Un aller simple

AllerSimpleAziz est un enfant trouvé. Comme il a été trouvé dans une Ami 6 de race Citroën, on l’a d’abord appelé Ami 6, puis c’est devenu Aziz. Il a été recueilli par des Roms, il a grandi parmi eux, et lorsqu’il a eu besoin de papiers, on s’est aperçu que les faux papiers français coûtent cher. Alors, on lui a inventé une nationalité marocaine. Ça ne changeait pas grand-chose, dans les quartiers nord de Marseille où il vivait. Il aimait bien l’école, il était assez doué pour apprendre. Mais il n’a pas eu le choix. Pour gagner sa vie, il s’est spécialisé dans les autoradios. Volés, bien sûr.

Et un jour, le gouvernement a décidé de faire quelque chose pour (ou contre) l’immigration clandestine. Ils ont inventé un système de reconduite jusque dans le pays d’origine avec un « attaché humanitaire » qui aide l’ex-réfugié à trouver du boulot chez lui et à s’intégrer normalement. Mais les immigrés, les vrais, n’ont pas de papiers. On ne peut donc pas les renvoyer chez eux, puisqu’on ne sait pas d’où ils viennent.

C’est ainsi qu’Aziz, qui ne comprend pas l’arabe, qui n’a jamais mis les pieds au Maroc et qui a l’accent marseillais, se retrouve dans un avion pour Rabah avec un « attaché humanitaire » qui est bien plus préoccupé par une avalanche de problèmes personnels.

Aziz est le narrateur. Il décrit avec un humour froid, mais terriblement drôle, la zone dans laquelle il a grandi. Il connaît si peu d’autres choses du monde ! Puis il est expédié vers ce pays natal qui n’est pas le sien et dont il ignore tout, et, petit à petit, le réel sujet du livre se dessine. On a même l’impression, par moment, que le personnage principal change. Ce n’est plus Aziz, mais cet attaché, naïf en diable, submergé par des complications qu’il a lui-même créées pour la plupart, et qui a un tel besoin de porte de sortie qu’il est prêt à se ruer sur n’importe laquelle, même si elle est murée.

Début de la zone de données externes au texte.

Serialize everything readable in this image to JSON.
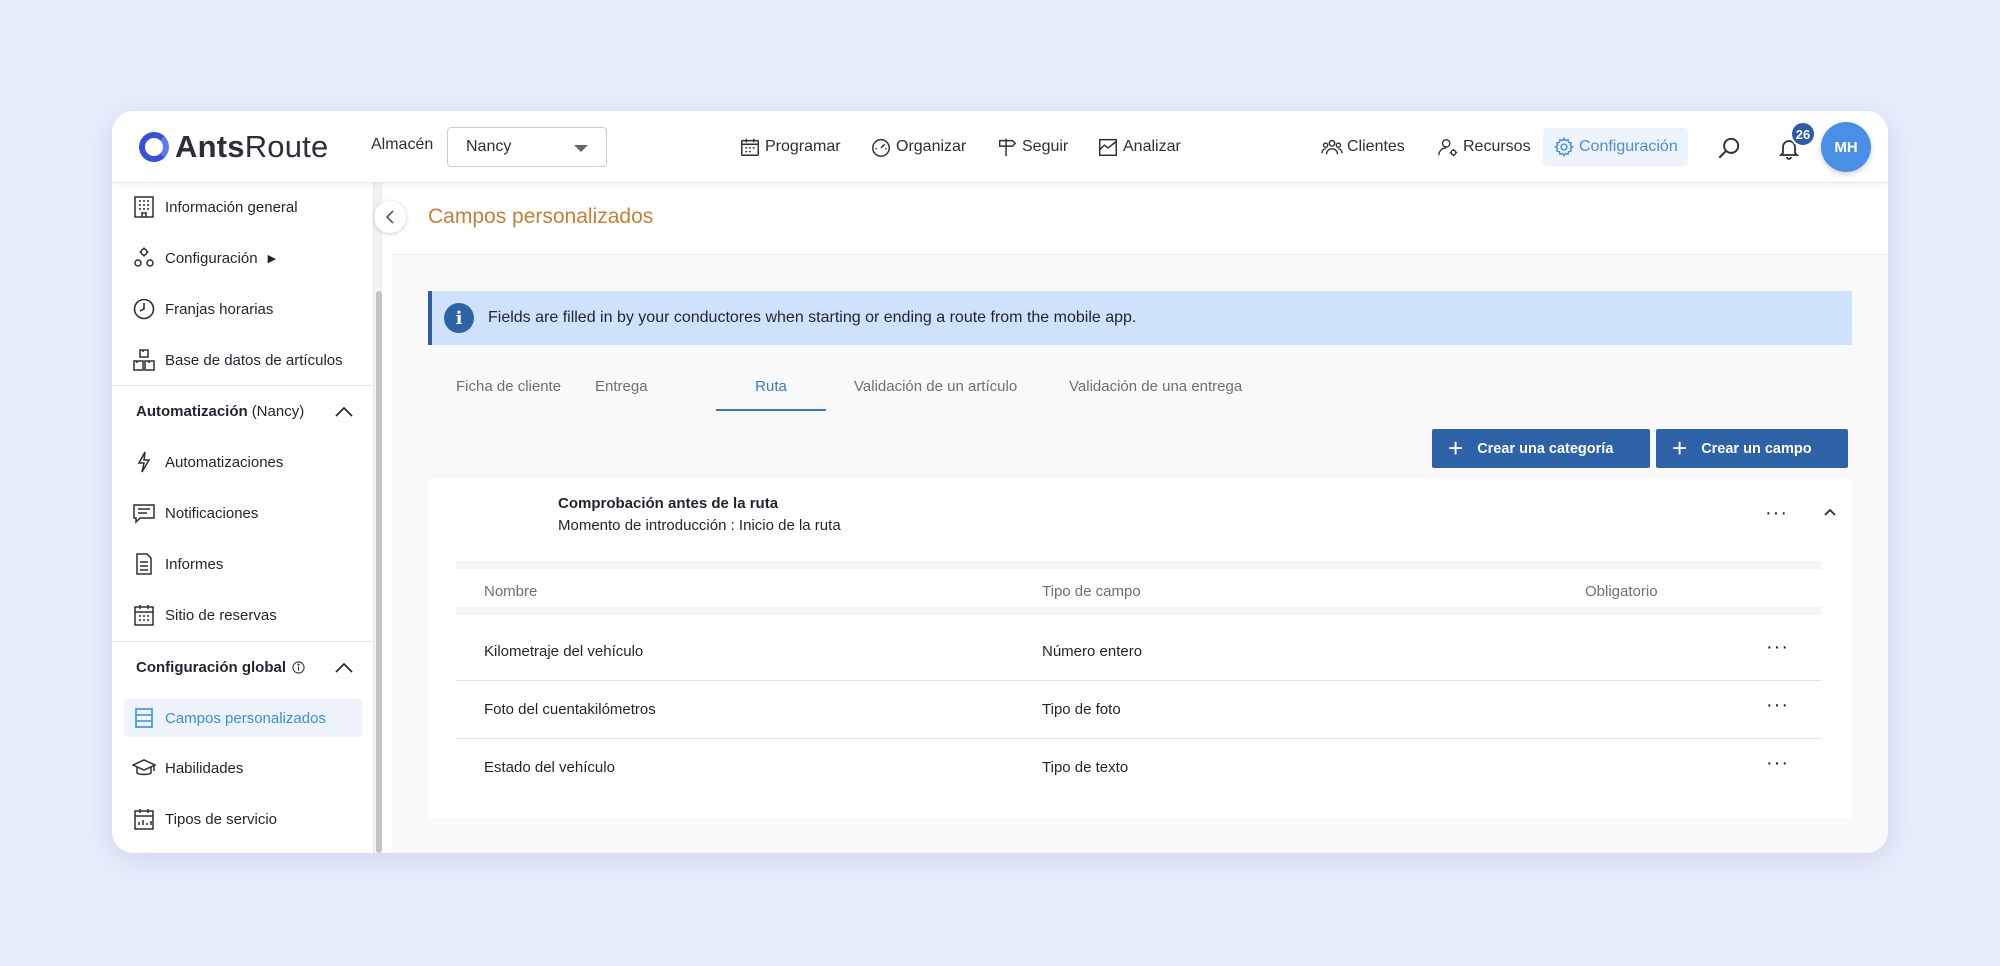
{
  "topbar": {
    "logo": {
      "part1": "Ants",
      "part2": "Route"
    },
    "store_label": "Almacén",
    "store_value": "Nancy",
    "nav": [
      "Programar",
      "Organizar",
      "Seguir",
      "Analizar"
    ],
    "right_nav": [
      "Clientes",
      "Recursos",
      "Configuración"
    ],
    "notifications_count": "26",
    "avatar_initials": "MH"
  },
  "sidebar": {
    "items_top": [
      "Información general",
      "Configuración",
      "Franjas horarias",
      "Base de datos de artículos"
    ],
    "config_arrow": "▶",
    "section_automation": {
      "title": "Automatización",
      "suffix": "(Nancy)"
    },
    "items_automation": [
      "Automatizaciones",
      "Notificaciones",
      "Informes",
      "Sitio de reservas"
    ],
    "section_global": {
      "title": "Configuración global"
    },
    "items_global": [
      "Campos personalizados",
      "Habilidades",
      "Tipos de servicio"
    ]
  },
  "main": {
    "title": "Campos personalizados",
    "info": "Fields are filled in by your conductores when starting or ending a route from the mobile app.",
    "tabs": [
      "Ficha de cliente",
      "Entrega",
      "Ruta",
      "Validación de un artículo",
      "Validación de una entrega"
    ],
    "active_tab": "Ruta",
    "buttons": {
      "create_category": "Crear una categoría",
      "create_field": "Crear un campo"
    },
    "category": {
      "title": "Comprobación antes de la ruta",
      "subtitle": "Momento de introducción : Inicio de la ruta"
    },
    "table": {
      "headers": [
        "Nombre",
        "Tipo de campo",
        "Obligatorio"
      ],
      "rows": [
        {
          "name": "Kilometraje del vehículo",
          "type": "Número entero"
        },
        {
          "name": "Foto del cuentakilómetros",
          "type": "Tipo de foto"
        },
        {
          "name": "Estado del vehículo",
          "type": "Tipo de texto"
        }
      ]
    },
    "more_glyph": "···"
  }
}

Histoire prenante et cocasse d’une amitié entre deux hommes qui n’ont en apparence (mais en apparence seulement) absolument rien en commun. Bien dans le style léger mais plein de sens de Didier Van Cauwelaert.

Prix Goncourt 1994.

3 réflexions sur « Un aller simple »

  1. Alors celui-là, c’est à mon tour de te le piquer 🙂
    J’avais beaucoup aimé sa “Demi-pensionnaire”, roman sensible et si touchant.
    Merci Claude.

    • J’apprécie beaucoup Didier Van Cauwelaert. Il a un style léger, des sujets émouvants et humains, très allégoriques… Tout ce que j’aime.

  2. J’ai lu ce livre il y a très longtemps (à sa sortie, avant qu’il ne reçoive le prix Goncourt), donc je ne me rappelle presque plus ce qu’il raconte… Je me rappelle seulement l’impression générale ressentie : une première partie très réussie et une deuxième partie décevante, pas à la hauteur de ce que laissait espérer le début du livre. Cela correspond peut-être à ce que tu signales, le changement de personnage principal…
    De Didier Van Cauwelaert, mon préféré est “La Vie interdite” qui, lui, était égal du début jusqu’à la fin.